La fille de Boisfranc s'est mariée avec le marquis de Gesvres. Le Mercure Galant rappelle sa mort survenue en 1702 à seulement 38 ans."Dame Marie-Magdeleine-Geneviéve Louise de Seigliere de Boisfranc, épouse de Messire Bernard François Potier, Marquis de Gesvres, premier Gentilhomme de la Chambre du Roy. Elle n’estoit âgée que de trente-huit ans. Tous ceux qui la connoissoient demeurent d’accord qu’elle avoit tout l’agrément & tout le merite imaginable, & une tres grande modestie, jointe à des manieres toutes engageantes qui l’ont toûjours fait juger digne du haut rang où elle estoit destinée. Mr de Boisfranc son pere a esté Sur-Intendant & Chancelier de la Maison de feu S.A.R. Monsieur. Il est proche parent de feu Mr de Bertillac, Garde du Tresor Royal.
Le château appartient ensuite à Léon Potier, duc de Gesvres (1620-1704), gouverneur de Paris, dès 1679, puis à François Joachim Bernard Potier, marquis de Gesvres (1692-1757). Les ducs de Gesvres restent propriétaire du château jusqu'à la révolution, mais ils vendent par deux fois son usufruit : à la marquise de Pompadour de 1759 à 1764 et au duc de Nivernais en 1782.

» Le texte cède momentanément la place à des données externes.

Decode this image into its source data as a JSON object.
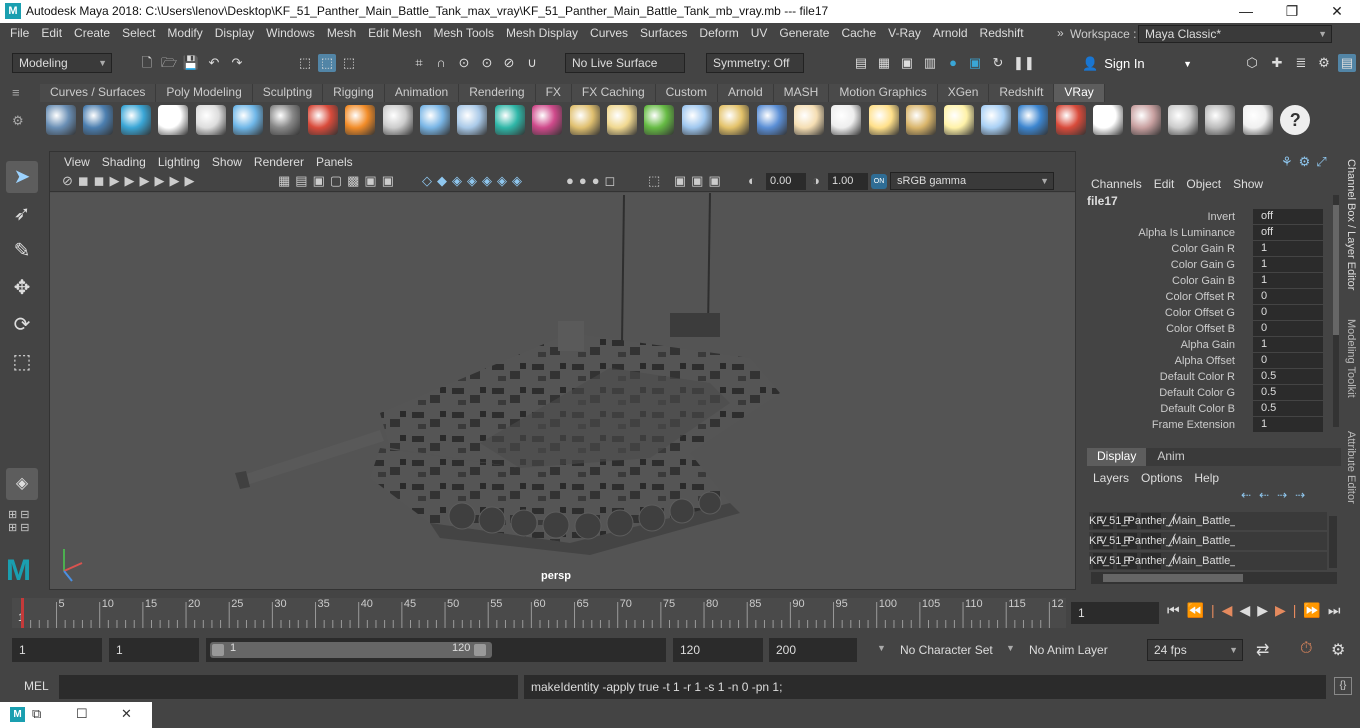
{
  "window": {
    "title": "Autodesk Maya 2018: C:\\Users\\lenov\\Desktop\\KF_51_Panther_Main_Battle_Tank_max_vray\\KF_51_Panther_Main_Battle_Tank_mb_vray.mb   ---   file17",
    "logo": "M",
    "minimize": "—",
    "maximize": "❐",
    "close": "✕"
  },
  "menubar": {
    "items": [
      "File",
      "Edit",
      "Create",
      "Select",
      "Modify",
      "Display",
      "Windows",
      "Mesh",
      "Edit Mesh",
      "Mesh Tools",
      "Mesh Display",
      "Curves",
      "Surfaces",
      "Deform",
      "UV",
      "Generate",
      "Cache",
      "V-Ray",
      "Arnold",
      "Redshift"
    ],
    "overflow": "»",
    "workspace_label": "Workspace :",
    "workspace_value": "Maya Classic*"
  },
  "statusline": {
    "menuset": "Modeling",
    "live_surface": "No Live Surface",
    "symmetry": "Symmetry: Off",
    "sign_in": "Sign In"
  },
  "shelf": {
    "tabs": [
      "Curves / Surfaces",
      "Poly Modeling",
      "Sculpting",
      "Rigging",
      "Animation",
      "Rendering",
      "FX",
      "FX Caching",
      "Custom",
      "Arnold",
      "MASH",
      "Motion Graphics",
      "XGen",
      "Redshift",
      "VRay"
    ],
    "active_tab": "VRay",
    "icons": [
      "vray-settings-icon",
      "vray-frame-buffer-icon",
      "vray-vfb-icon",
      "vray-logo-icon",
      "vray-log-icon",
      "vray-sphere-light-icon",
      "vray-camera-icon",
      "vray-materials-icon",
      "vray-fire-icon",
      "vray-plane-icon",
      "vray-sphere-icon",
      "vray-mesh-light-icon",
      "vray-dome-icon",
      "vray-fur-icon",
      "vray-proxy-icon",
      "vray-globe-icon",
      "vray-grass-icon",
      "vray-scatter-icon",
      "vray-curve-icon",
      "vray-sphere2-icon",
      "vray-dome-light-icon",
      "vray-spot-light-icon",
      "vray-sun-icon",
      "vray-ies-light-icon",
      "vray-sunlight-icon",
      "vray-rect-light-icon",
      "vray-ball-icon",
      "vray-flag-icon",
      "vray-checker-icon",
      "vray-render-icon",
      "vray-layout-icon",
      "vray-light-lister-icon",
      "vray-cloud-icon",
      "vray-help-icon"
    ]
  },
  "viewport": {
    "menu": [
      "View",
      "Shading",
      "Lighting",
      "Show",
      "Renderer",
      "Panels"
    ],
    "exposure": "0.00",
    "gamma": "1.00",
    "color_space": "sRGB gamma",
    "camera_label": "persp"
  },
  "channelbox": {
    "menu": [
      "Channels",
      "Edit",
      "Object",
      "Show"
    ],
    "node_name": "file17",
    "attributes": [
      {
        "label": "Invert",
        "value": "off"
      },
      {
        "label": "Alpha Is Luminance",
        "value": "off"
      },
      {
        "label": "Color Gain R",
        "value": "1"
      },
      {
        "label": "Color Gain G",
        "value": "1"
      },
      {
        "label": "Color Gain B",
        "value": "1"
      },
      {
        "label": "Color Offset R",
        "value": "0"
      },
      {
        "label": "Color Offset G",
        "value": "0"
      },
      {
        "label": "Color Offset B",
        "value": "0"
      },
      {
        "label": "Alpha Gain",
        "value": "1"
      },
      {
        "label": "Alpha Offset",
        "value": "0"
      },
      {
        "label": "Default Color R",
        "value": "0.5"
      },
      {
        "label": "Default Color G",
        "value": "0.5"
      },
      {
        "label": "Default Color B",
        "value": "0.5"
      },
      {
        "label": "Frame Extension",
        "value": "1"
      }
    ]
  },
  "layereditor": {
    "tabs": [
      "Display",
      "Anim"
    ],
    "menu": [
      "Layers",
      "Options",
      "Help"
    ],
    "layers": [
      {
        "v": "V",
        "p": "P",
        "name": "KF_51_Panther_Main_Battle_"
      },
      {
        "v": "V",
        "p": "P",
        "name": "KF_51_Panther_Main_Battle_"
      },
      {
        "v": "V",
        "p": "P",
        "name": "KF_51_Panther_Main_Battle_"
      }
    ]
  },
  "sidetabs": [
    "Channel Box / Layer Editor",
    "Modeling Toolkit",
    "Attribute Editor"
  ],
  "timeslider": {
    "ticks": [
      "5",
      "10",
      "15",
      "20",
      "25",
      "30",
      "35",
      "40",
      "45",
      "50",
      "55",
      "60",
      "65",
      "70",
      "75",
      "80",
      "85",
      "90",
      "95",
      "100",
      "105",
      "110",
      "115",
      "12"
    ],
    "start_label": "1",
    "current_frame": "1",
    "current_frame_ratio": 0.0
  },
  "rangebar": {
    "start": "1",
    "playback_start": "1",
    "range_start": "1",
    "range_end": "120",
    "playback_end": "120",
    "end": "200",
    "character_set": "No Character Set",
    "anim_layer": "No Anim Layer",
    "fps": "24 fps"
  },
  "cmdline": {
    "label": "MEL",
    "result": "makeIdentity -apply true -t 1 -r 1 -s 1 -n 0 -pn 1;"
  },
  "colors": {
    "accent": "#5285a6",
    "panel": "#444444",
    "field": "#2b2b2b",
    "keyframe": "#c53a3a"
  }
}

Le château et la marquise de Pompadour
Aussi étrange que cela puisse paraître, la marquise de Pompadour, après avoir vendu son château de Crécy, n'acheta que l’usufruit du château de Saint-Ouen de 1759 à sa mort, en 1764. Elle n'en fut donc ni locataire (comme ce fut le cas au château de Champs-sur-Marne) ni propriétaire à proprement parler.
Le château érigé par Antoine Lepautre pour Boisfranc présentait un plan classique en U, et une longue façade, agrémentée de deux ailes prolongeant le corps central, côté jardin face à la Seine.